Gram's Shawl
Marjory J. Taylor
Hayward Fault Line Winner

Three thousand dollars! That's a lot of money. Gram would turn over in her grave if I parted with Old Mrs. Green's hand-loomed Indian shawl. Mrs. Green's husband, who captained a sailing ship, brought the shawl home after a voyage to the Far East. In later years, Mrs. Green gave the shawl to my grandmother who was then a young woman. Gram defended it against all comers before entrusting it to me more than sixty years ago.

How could the man in Calcutta know about my shawl? I reread the letter, If the shawl is the one I think it is, and in good condition, it belongs in our museum. I offer you $3,000. for it. You may email me at the address below if you are interested in selling.

I was not interested in selling, but I could be interested in $3,000.

Emails flew back and forth. Within a few days I reluctantly agreed to sell my family treasure. The man insisted it was too valuable to send by commercial carrier. He admonished me to package the shawl carefully, and hand carry it to Calcutta.

I wrote, I am not sure that I want to sell under these conditions. The cost of a round trip flight to Calcutta, a place I have no desire to visit, will eat up most of the $3,000. I have second thoughts about selling Gram's shawl. If I reconsider, I will contact you.

Two days later I received an email making a further offer. Bring the shawl.
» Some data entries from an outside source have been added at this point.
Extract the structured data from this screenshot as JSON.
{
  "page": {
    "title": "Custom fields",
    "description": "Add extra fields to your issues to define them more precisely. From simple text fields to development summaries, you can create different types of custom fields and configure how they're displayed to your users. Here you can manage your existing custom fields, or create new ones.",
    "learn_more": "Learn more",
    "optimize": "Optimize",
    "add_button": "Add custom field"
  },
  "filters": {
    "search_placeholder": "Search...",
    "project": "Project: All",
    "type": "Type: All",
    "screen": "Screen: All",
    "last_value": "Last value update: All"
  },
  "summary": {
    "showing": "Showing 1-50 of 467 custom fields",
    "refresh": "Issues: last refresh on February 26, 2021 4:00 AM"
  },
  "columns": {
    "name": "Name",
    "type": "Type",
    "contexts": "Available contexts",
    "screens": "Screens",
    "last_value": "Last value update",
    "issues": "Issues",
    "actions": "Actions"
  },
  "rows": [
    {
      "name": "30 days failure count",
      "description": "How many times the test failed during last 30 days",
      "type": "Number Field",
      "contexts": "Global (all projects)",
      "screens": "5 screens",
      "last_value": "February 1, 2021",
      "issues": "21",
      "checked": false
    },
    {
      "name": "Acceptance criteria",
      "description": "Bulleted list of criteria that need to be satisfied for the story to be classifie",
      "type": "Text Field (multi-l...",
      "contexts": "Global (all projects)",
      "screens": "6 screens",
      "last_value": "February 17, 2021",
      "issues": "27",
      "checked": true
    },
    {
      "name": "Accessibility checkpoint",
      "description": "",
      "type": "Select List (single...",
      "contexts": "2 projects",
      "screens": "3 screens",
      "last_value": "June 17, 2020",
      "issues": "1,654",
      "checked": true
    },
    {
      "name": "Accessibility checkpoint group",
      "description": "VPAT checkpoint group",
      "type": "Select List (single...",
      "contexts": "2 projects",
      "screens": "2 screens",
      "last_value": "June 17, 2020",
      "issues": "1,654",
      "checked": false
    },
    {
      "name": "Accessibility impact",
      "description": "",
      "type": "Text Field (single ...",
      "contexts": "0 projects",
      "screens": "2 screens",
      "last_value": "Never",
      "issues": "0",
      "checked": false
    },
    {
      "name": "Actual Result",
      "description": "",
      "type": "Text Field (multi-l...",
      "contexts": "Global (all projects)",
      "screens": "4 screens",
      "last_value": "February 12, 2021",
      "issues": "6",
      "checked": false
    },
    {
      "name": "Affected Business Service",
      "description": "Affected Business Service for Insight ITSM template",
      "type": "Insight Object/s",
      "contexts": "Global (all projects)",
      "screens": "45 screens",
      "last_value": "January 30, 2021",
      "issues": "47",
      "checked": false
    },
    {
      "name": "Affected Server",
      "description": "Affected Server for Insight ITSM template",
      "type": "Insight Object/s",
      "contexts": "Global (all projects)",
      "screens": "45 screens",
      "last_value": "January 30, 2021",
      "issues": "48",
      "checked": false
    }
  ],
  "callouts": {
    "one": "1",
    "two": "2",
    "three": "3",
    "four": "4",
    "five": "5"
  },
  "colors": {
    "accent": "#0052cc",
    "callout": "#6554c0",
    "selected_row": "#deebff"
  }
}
If it is the one I think it is, I will add your travel costs to the $3,000. payment. If this is acceptable, make your reservations and let me know when to expect you. I will meet you in the Arrivals lounge of Calcutta's airport at the appointed time. We can transact our business there, and you can take the next flight home. I have declared that shawl to Immigration and Customs officers in three different countries while changing planes en route to Calcutta. Now I am here.

There he is wearing a red, white, and blue turban, as he said he would do. He salutes me with his umbrella and beckons me to join him.

"You have it? It is in good condition? Let me see it."

I remove the wrappings and gently caress Gram's shawl for a last time.

The man speaks again, "This is not an Indian shawl. This was loomed by machine in a plain weave. Thousands of these were made in the textile mills of Paisley, Scotland, early in the nineteenth century. This is naught but a cheap imitation. It has little value."